J’ai la sensation, tout au fond, qu’il est juste en train de me prendre pour un taxi.
— Ça marche.
Lista et lui me sourient tous les deux, avant de remonter l’allée vers la maison voisine. Quand la porte s’ouvre, je m’approche de la haie, par curiosité. J’entends la voix du père du Lista :
— Ah, Jérémy, content de te voir, fiston.
— Moi aussi Eugène.
Jérémy l’appelle par son prénom. Et lui, M. Estella est content de le voir. Je me rends bien compte qu’il a tout pour lui. Moi, tout ce que j’ai c’est l’amitié de Lista.
La première fois que j’ai vraiment l’impression de bien aimer une fille, il faut qu’elle me soit inaccessible. Sérieux, ça ferait un bon pitch de film à l’eau de rose.
Je retourne à mes paniers en m’efforçant d’être le moins inactif possible. Comme ça ne marche pas, je décide d’aller courir un peu autour du quartier. J’ai beau tout faire pour me fatiguer, j’ai l’impression d’avoir ingéré des tonnes de sucre.

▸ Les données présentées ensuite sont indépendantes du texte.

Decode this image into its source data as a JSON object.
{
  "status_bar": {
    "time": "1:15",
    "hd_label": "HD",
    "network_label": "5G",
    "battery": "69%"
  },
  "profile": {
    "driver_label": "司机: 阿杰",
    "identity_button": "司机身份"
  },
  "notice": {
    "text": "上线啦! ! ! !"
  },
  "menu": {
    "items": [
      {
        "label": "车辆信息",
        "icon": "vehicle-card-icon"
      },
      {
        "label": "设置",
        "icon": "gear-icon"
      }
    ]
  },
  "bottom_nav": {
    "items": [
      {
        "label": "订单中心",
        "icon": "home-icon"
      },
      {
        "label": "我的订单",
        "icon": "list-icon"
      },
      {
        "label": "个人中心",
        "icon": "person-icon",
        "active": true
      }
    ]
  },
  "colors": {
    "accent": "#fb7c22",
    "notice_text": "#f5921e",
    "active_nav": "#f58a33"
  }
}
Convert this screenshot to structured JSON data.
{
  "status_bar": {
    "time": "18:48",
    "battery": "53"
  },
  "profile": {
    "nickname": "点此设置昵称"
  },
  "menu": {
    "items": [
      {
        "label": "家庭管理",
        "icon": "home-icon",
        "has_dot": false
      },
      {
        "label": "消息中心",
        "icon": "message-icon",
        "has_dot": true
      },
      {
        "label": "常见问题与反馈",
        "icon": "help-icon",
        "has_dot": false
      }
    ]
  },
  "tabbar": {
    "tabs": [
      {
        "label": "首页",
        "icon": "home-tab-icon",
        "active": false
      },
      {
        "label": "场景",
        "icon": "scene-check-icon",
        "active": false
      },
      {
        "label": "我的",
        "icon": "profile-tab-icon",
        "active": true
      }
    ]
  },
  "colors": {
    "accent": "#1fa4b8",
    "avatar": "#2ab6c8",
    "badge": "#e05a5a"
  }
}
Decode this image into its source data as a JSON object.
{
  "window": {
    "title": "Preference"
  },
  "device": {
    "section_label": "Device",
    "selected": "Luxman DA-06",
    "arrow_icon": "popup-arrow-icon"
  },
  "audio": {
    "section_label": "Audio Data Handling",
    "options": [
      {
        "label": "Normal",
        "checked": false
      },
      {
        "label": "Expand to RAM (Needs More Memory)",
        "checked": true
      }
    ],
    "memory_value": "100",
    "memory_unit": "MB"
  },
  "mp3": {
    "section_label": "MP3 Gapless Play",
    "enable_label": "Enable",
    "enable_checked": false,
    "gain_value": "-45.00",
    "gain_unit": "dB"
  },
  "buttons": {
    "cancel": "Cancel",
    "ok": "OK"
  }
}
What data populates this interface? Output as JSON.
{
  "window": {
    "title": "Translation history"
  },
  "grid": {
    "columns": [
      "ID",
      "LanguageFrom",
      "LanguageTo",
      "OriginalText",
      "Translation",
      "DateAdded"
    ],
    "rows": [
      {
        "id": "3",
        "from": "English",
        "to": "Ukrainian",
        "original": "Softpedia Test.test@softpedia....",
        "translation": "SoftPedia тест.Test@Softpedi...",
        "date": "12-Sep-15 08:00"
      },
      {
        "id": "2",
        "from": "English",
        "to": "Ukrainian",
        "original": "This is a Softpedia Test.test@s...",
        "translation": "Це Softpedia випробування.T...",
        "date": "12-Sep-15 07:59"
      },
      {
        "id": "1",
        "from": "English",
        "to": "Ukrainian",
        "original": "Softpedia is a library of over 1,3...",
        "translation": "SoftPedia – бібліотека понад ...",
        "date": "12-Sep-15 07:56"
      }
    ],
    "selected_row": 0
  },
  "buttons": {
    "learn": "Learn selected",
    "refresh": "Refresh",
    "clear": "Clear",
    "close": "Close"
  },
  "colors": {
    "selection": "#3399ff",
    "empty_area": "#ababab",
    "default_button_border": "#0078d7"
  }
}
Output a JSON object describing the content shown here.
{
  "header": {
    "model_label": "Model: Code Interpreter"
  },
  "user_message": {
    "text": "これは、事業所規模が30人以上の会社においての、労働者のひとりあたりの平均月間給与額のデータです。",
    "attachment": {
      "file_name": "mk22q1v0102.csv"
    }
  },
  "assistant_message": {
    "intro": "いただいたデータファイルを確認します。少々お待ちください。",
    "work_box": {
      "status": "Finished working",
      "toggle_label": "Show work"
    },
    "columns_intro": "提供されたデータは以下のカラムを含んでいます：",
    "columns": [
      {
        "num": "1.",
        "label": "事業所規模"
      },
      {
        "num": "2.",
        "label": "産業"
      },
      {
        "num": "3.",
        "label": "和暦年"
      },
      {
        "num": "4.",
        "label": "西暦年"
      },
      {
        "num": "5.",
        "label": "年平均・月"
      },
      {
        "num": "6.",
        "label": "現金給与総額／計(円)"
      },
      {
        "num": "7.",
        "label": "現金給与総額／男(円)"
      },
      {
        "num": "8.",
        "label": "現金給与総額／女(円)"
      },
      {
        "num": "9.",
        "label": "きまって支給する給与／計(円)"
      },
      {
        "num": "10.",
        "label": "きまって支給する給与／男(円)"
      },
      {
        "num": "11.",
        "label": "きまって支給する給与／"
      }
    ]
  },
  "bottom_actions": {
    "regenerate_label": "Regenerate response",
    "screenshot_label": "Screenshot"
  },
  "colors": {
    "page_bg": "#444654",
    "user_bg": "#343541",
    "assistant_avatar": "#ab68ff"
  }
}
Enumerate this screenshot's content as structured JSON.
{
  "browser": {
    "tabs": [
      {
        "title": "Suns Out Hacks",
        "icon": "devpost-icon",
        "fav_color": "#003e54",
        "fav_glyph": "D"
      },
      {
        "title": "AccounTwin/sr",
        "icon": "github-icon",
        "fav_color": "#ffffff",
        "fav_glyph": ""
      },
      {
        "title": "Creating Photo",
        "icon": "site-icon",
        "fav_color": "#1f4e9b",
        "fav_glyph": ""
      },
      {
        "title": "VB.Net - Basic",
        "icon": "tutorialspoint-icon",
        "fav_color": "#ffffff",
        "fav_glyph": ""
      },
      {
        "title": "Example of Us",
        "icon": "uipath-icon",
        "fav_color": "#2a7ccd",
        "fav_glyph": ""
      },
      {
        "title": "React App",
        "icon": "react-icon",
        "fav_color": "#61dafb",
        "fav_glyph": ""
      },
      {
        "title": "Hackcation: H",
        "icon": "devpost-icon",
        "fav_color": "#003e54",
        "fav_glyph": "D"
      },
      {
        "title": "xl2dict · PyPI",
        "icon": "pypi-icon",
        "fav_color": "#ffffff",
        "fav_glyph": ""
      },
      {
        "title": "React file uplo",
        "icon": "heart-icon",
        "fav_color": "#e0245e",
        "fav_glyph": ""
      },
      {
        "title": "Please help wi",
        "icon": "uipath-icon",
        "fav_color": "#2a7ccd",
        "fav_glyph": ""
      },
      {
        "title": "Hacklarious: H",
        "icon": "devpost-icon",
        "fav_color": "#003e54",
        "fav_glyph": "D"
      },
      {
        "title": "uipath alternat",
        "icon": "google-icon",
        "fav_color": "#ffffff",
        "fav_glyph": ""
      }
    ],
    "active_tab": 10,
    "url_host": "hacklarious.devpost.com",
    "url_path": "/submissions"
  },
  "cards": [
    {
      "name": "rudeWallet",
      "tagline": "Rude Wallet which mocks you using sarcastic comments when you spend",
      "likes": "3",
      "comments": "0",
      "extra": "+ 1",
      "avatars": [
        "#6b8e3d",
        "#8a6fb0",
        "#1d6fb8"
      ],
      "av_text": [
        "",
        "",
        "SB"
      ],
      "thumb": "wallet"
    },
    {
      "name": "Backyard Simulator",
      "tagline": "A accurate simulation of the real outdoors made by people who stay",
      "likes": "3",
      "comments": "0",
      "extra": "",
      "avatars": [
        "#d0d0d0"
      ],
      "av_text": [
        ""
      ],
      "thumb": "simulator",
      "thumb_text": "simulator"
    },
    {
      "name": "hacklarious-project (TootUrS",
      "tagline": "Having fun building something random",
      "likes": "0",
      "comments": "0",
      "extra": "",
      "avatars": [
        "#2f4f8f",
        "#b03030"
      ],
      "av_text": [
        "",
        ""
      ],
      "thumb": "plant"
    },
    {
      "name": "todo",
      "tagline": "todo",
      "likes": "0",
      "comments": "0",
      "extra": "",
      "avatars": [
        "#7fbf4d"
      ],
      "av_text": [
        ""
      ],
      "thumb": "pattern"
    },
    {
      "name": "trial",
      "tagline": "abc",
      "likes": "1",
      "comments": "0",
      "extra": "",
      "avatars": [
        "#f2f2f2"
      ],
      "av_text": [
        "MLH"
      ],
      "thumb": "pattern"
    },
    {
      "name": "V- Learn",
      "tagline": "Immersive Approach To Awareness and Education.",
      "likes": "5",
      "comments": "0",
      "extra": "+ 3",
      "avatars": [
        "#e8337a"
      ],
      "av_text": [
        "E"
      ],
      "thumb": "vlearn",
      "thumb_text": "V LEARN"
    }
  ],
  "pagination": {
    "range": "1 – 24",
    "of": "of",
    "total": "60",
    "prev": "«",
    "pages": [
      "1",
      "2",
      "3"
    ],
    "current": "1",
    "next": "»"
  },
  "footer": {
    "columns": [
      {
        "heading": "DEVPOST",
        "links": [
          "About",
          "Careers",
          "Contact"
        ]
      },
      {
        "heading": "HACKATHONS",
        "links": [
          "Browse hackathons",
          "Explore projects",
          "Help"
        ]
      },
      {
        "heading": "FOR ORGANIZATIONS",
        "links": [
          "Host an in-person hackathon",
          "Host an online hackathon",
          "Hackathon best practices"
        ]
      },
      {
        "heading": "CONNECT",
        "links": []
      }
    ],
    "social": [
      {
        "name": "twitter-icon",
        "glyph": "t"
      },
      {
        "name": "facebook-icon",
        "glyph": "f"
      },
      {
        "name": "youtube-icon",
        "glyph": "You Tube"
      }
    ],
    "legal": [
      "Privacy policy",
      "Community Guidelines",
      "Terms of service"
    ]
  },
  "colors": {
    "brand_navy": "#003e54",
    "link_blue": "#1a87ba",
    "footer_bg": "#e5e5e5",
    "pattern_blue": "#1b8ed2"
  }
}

Après avoir pris ma douche, je vais prévenir mes parents que je vais à cette soirée. Elles ne mouftent pas, et encore une fois, je me rends compte de la confiance qu’elles ont en moi. Je mange sur le pouce et, vers 21 heures 30, Lista m’envoie un texto pour me dire que Jérémy et elle vont bientôt arriver.
Ma seule réaction, c’est de me demander si son mec est resté dîner avec ses parents et elle.